К батарее барона Мейндорфа подскакал офицер Генерального штаба.
– Почему прекратили огонь? – кричал он.
– Потому что не знаем, где свои и где большевики, – был ответ.
– Большевики бегут. Все, что движется на Нахичевань, все не наше. Вот по ним открыла огонь корниловская батарея и бронепоезда! Вот левее тех стогов – все не наши. Беглый огонь! Беглый огонь! – с радостным пафосом прокричал он и, круто повернув коня, поскакал к месту боя.
С большим трудом, и то предположительно, можно было определить атаки нашей кавалерии, не то наши атакуют, не то большевики бегут. Во всяком случае, было заметно, как буденновцы, не понимая наших атак, смешивались и в беспорядке устремлялись на Ольгинскую. Появление к этому времени со стороны Хомутовской конного корпуса генерала Мамантова не давало возможности противнику привести в порядок свои перемешанные части и принять какое-либо решение.
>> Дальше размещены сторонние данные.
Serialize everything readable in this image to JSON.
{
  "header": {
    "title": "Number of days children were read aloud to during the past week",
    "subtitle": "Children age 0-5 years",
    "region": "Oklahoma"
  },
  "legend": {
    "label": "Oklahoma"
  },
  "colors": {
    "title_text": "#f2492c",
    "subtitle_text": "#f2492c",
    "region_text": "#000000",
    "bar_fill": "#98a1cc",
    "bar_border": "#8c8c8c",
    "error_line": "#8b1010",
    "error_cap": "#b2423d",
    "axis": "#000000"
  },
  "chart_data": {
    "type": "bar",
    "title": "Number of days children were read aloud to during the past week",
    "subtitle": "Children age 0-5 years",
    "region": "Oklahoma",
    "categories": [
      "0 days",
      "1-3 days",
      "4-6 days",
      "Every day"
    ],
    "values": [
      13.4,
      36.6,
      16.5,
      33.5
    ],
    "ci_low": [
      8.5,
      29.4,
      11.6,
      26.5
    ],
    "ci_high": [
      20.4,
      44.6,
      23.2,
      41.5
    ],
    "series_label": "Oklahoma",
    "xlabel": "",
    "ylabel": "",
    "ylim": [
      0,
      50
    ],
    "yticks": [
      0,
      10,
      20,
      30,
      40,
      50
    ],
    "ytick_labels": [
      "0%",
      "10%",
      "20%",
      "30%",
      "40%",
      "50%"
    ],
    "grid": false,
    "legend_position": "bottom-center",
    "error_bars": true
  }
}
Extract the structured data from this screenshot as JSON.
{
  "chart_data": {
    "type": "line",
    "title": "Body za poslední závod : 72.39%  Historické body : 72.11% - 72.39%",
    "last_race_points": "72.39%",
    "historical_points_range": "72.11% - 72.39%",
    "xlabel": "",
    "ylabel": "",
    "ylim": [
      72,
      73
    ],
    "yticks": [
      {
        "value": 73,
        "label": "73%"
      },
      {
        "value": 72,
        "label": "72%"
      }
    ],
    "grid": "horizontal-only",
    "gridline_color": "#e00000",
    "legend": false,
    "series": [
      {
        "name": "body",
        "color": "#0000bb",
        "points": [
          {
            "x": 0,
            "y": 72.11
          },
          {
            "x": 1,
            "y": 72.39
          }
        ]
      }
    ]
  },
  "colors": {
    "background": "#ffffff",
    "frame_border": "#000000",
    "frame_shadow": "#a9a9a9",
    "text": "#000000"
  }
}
На фронте Корниловской дивизии шел оживленный артиллерийский, пулеметный и ружейный огонь.
До 3 часов дня шло кавалерийское сражение без существенных результатов. Большевики вводили подходившие со стороны Нахичевани все новые и новые части, пытаясь своим продвижением на Хомутовскую охватить нашу кавалерию, но быстро смешивались и отступали. Уже садилось солнце, когда у большевиков по всему полю стали заметны массы конницы, отходившие на Нахичевань. Быстро наступил зимний вечер, стало темно, и бой прекратился. На фронте Корниловской дивизии противник был отбит.
К вечеру подул ветер, небо заволокло тучами и стало вьюжить. В штаб Корниловской дивизии прибыл генерал Барбович. Чины штаба бросились было его поздравлять с блестящим кавалерийским делом, но он предупредил их, высказав мысль, что противник, по причине недостаточных наших сил, к сожалению, не разбит, а только рассеян и что он, приведя себя в порядок, может ночью сделать нам пакость. Генерал был сильно утомлен, но, как всегда, очень спокоен, добродушно шутил и отвечал на пытливые вопросы начальника штаба и начальника дивизии о подробностях сражения.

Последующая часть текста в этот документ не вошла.